00:00 Don Camillo e Peppone, in tv vanno sempre bene
00:45 Toh, dopo 50 anni la sinistra celebra Guareschi
01:25 L’anticomunismo “non cattivo” di Giovannino e la querela di De Gasperi
03:00 “Giovannino nei lager”, un libro da leggere
04:00 Come lo definirono Togliatti e l’Unità…
Contrordine compagni: che Giovannino Guareschi sia celebrato. Il governatore della Emilia Romagna, Stefano Bonaccini, esponente di spicco del Partito democratico, ha onorato la memoria di Guareschi con un breve ma intenso discorso a Busseto.
Anche la sinistra, con il consueto ritardo di mezzo secolo, pare si sia accorta che Giovannino Guareschi fu un grande scrittore, umorista, vignettista, soldato. Fu anche uomo tutto d’un pezzo. Pronto a: finire in un lager militare pur di non collaborare con i nazisti; esprimere un anticomunismo popolare e comunque addolcito dal cristianesimo; pagare un conto salato per le sue idee eretiche nel mondo della cultura italiana; fare efficacissima propaganda per la Democrazia cristiana in occasione delle decisive elezioni del 1948; entrare in carcere, punizione unica e durissima, per aver diffamato il democristiano Alcide De Gasperi.
I suoi libri sono tradotti in tutto il mondo. I film di Don Camillo e Peppone sono replicati in continuazione e ogni volta fanno ascolti.
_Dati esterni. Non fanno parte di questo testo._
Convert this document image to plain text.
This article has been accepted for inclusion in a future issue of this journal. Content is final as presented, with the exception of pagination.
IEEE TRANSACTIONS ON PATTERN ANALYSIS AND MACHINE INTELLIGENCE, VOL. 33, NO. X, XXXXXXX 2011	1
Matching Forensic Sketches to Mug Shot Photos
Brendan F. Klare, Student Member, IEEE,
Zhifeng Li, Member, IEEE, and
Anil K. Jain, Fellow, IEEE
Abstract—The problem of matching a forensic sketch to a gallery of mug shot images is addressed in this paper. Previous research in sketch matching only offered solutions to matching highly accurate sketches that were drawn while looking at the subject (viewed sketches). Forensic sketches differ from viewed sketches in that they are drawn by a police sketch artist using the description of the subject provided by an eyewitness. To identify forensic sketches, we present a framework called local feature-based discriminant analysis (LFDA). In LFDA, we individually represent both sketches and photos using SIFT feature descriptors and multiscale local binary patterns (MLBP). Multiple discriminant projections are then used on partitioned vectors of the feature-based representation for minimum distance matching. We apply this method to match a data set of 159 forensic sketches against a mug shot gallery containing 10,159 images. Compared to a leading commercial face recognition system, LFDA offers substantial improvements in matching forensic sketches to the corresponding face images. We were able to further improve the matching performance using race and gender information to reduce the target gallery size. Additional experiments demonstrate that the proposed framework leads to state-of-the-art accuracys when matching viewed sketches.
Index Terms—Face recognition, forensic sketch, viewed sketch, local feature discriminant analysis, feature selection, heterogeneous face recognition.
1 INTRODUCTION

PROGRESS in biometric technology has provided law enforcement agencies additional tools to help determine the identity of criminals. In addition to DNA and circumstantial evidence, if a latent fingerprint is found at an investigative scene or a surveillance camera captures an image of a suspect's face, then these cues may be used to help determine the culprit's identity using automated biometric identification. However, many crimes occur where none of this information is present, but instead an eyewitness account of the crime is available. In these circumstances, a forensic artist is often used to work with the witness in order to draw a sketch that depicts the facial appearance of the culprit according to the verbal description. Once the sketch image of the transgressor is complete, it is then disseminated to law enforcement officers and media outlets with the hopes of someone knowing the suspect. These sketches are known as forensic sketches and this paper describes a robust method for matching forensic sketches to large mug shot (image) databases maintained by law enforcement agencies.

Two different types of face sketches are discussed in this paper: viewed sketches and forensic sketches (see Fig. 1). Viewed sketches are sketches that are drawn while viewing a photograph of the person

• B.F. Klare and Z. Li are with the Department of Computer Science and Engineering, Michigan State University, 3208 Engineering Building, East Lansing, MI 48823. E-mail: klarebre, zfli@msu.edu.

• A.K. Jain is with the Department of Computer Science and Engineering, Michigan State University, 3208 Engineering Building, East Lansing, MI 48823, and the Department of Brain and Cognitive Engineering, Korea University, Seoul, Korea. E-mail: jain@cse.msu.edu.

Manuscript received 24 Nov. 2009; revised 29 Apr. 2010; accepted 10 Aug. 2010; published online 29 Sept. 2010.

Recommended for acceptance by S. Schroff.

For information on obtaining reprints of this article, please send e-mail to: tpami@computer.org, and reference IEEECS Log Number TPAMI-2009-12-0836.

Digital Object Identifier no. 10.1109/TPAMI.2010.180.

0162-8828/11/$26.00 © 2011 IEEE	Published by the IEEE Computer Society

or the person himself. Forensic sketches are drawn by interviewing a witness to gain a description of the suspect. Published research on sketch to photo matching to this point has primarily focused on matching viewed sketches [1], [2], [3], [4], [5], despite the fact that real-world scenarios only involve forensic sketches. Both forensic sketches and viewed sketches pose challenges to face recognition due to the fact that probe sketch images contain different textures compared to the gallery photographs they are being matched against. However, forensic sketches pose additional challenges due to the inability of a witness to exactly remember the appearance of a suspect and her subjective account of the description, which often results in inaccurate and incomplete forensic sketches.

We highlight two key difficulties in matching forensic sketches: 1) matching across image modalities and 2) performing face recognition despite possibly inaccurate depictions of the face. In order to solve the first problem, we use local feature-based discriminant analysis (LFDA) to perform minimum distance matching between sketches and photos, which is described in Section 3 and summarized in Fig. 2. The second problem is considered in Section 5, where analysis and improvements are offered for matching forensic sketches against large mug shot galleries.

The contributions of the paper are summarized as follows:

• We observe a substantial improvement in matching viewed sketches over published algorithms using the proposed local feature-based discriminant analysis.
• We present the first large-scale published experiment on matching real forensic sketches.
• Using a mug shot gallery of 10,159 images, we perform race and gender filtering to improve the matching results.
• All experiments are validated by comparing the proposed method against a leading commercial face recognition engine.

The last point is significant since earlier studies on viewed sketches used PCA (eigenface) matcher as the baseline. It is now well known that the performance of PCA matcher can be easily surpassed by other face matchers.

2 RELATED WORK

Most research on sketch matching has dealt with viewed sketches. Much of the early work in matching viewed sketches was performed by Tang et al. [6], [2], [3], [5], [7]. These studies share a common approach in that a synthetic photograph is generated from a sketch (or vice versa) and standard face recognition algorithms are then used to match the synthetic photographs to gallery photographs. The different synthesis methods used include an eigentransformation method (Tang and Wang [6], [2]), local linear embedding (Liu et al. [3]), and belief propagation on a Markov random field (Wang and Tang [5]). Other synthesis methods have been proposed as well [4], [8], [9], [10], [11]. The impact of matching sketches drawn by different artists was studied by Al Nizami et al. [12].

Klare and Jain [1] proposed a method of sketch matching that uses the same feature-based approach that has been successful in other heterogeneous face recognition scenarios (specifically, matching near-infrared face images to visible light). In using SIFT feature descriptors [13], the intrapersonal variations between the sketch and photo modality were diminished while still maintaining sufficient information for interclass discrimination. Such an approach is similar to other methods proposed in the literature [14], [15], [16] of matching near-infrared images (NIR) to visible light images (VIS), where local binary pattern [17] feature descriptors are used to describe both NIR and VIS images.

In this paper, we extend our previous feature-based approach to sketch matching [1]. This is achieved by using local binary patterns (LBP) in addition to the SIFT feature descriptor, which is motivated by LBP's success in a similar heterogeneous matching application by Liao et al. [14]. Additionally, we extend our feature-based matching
Mostrano un’Italia divisa ma più gentile di oggi. Il comunista Peppone ha torto e Don Camillo ha ragione. Ma Don Camillo conosce la misericordia di Dio e Peppone, in fondo, sa riconoscere i propri eccessi. Guareschi è il simbolo della provincia italiana (quindi dell’Italia intera). Nelle storie del suo Mondo piccolo, tutti possono riconoscersi. Chi è nato nella Bassa, oltre a sé stesso, può riconoscere anche la bravura di Guareschi nel descrivere il fiume, la nebbia, i pioppi.
In libreria, c’è la strenna perfetta: Giovannino nei lager (Rizzoli, pagg. 460, euro 35). All’interno ci sono la straziante Favola di Natale scritta in prigionia pensando ai figli Alberto e Carlotta; il diario clandestino del lager; e gli scritti del ritorno «alla base». Il tutto corredato da splendidi disegni di Giovannino, spesso accompagnati dalle didascalie scritte dai figli. È una lettura fondamentale per capire quanta forza, orgoglio e dignità ci fosse negli italiani come Giovannino. Era gente che faceva sempre il proprio dovere, anche sbagliando. Le pagine di Guareschi fanno impallidire le carrettate di romanzi neorealisti, neo-comunisti, neo-filosovietici firmati da ex camicie nere passate alla camicia rossa. Fa piacere che Guareschi sia finalmente patrimonio di tutti gli italiani e non di una sola parte. Però sarebbe ingiusto dimenticare che Palmiro Togliatti definì Guareschi «tre volte cretino» e che l’Unità, nel coccodrillo di Giovannino, scrisse del «melanconico tramonto dello scrittore che non era mai nato».